A closer look at budget size and overspend
In general, campaigns with smaller budgets are more likely to overspend. This leads us to several questions:
What is a small budget?
Is the overspend proportional to the budget size?
Do small budgets make up most of the overspend?
To answer these questions, we gathered data over several weeks and analyzed over two million budget objects. Overspend is roughly proportional to the budget, regardless of budget size; therefore, small budgets do not count for a disproportionally large amount of overspend.
Although the proportion of overspend is not a function of budget size, are smaller budgets more likely to overspend in general? Using the same dataset as before, we determined the probability of overspend by budget size for multiple thresholds. This is graphed below:
The X-axis shows the Budget Size (log axis) and the Y-axis shows the Probability of Overspend. Each of the lines represents a different threshold of overspend. What do the charts tell us? As budget size decreases, the likelihood of overspending increases. Budgets less than $30 are more at risk to overspend, at 10% chance of overspend. A $1 budget has around a 45% chance of overspending, and a 12% chance of overspending by more than 30% of its daily budget.

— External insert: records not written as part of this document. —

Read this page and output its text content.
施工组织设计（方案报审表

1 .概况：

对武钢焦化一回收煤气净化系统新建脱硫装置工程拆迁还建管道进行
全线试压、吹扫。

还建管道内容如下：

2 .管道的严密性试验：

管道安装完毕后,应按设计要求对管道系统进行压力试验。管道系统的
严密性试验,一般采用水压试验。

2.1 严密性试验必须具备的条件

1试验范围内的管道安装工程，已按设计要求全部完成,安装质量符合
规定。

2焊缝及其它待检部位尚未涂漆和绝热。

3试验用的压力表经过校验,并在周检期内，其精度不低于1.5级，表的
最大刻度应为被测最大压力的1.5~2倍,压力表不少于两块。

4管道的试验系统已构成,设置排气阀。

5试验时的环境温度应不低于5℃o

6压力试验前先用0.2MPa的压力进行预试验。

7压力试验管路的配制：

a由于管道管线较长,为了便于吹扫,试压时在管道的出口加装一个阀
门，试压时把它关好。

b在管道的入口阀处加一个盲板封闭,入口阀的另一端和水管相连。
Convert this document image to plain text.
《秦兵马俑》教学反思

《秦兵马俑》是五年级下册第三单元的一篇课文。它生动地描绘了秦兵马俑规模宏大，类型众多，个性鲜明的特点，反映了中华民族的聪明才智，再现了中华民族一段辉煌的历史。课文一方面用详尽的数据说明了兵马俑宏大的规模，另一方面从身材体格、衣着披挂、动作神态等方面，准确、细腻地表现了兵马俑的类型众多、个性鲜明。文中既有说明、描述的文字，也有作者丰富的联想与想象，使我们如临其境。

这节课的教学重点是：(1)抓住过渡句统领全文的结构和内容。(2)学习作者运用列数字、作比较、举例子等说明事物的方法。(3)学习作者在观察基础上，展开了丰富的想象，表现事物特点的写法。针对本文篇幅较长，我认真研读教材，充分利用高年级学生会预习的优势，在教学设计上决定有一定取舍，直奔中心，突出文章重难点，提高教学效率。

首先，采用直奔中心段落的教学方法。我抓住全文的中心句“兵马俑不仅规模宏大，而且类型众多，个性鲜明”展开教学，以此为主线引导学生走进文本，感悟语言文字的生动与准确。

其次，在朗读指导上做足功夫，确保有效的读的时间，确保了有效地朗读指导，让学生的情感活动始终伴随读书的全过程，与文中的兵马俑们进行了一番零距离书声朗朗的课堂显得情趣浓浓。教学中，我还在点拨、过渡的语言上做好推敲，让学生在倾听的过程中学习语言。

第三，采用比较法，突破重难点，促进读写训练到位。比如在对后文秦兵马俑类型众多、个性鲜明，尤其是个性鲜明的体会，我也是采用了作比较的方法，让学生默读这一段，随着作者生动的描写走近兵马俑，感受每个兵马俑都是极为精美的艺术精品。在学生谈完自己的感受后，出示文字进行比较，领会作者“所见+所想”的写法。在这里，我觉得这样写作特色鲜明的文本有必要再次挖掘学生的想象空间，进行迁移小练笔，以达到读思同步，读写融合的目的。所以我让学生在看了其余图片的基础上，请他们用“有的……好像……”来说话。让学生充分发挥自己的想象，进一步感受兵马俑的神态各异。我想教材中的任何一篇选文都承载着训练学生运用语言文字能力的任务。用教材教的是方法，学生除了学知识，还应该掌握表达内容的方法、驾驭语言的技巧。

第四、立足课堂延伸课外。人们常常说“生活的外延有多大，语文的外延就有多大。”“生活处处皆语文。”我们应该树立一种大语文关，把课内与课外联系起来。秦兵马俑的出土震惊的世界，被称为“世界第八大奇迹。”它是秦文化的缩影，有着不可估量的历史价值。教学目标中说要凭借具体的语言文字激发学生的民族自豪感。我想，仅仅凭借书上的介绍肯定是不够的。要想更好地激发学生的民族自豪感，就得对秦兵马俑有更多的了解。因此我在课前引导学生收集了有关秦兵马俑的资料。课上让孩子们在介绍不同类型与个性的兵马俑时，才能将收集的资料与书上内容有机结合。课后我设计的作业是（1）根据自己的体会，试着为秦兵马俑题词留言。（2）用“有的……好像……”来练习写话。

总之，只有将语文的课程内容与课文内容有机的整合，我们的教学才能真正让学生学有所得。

Multiple geography and distribution
If you want to target multiple geographic locations (e.g., United States and Europe), we recommend creating separate campaigns for each geography. Otherwise, you will not be able to control how your budget is spent across geographies (since each geographic location is agnostic of the other, each will try to spend the entire budget and will not stop until the campaign or line item budget threshold is reached).
How does Microsoft Advertising combat these issues?
We realize that these inherent fluctuations in budgeting can cause problems for our clients regardless of their overall advertising budget. To combat this concern, we apply the concept of Daily Pacing. By tracking metrics such as the number of bids per impression cleared (also known as the win rate), the average time between bids, the budget impact of each impression cleared, and the number of milliseconds to wait between bids for optimal delivery, we know how often to bid on an impression and how often to pass on an opportunity to bid. This procedure greatly smooths the bumps in your spend curve and gives you greater confidence that your campaigns will spend as close as possible to your budget.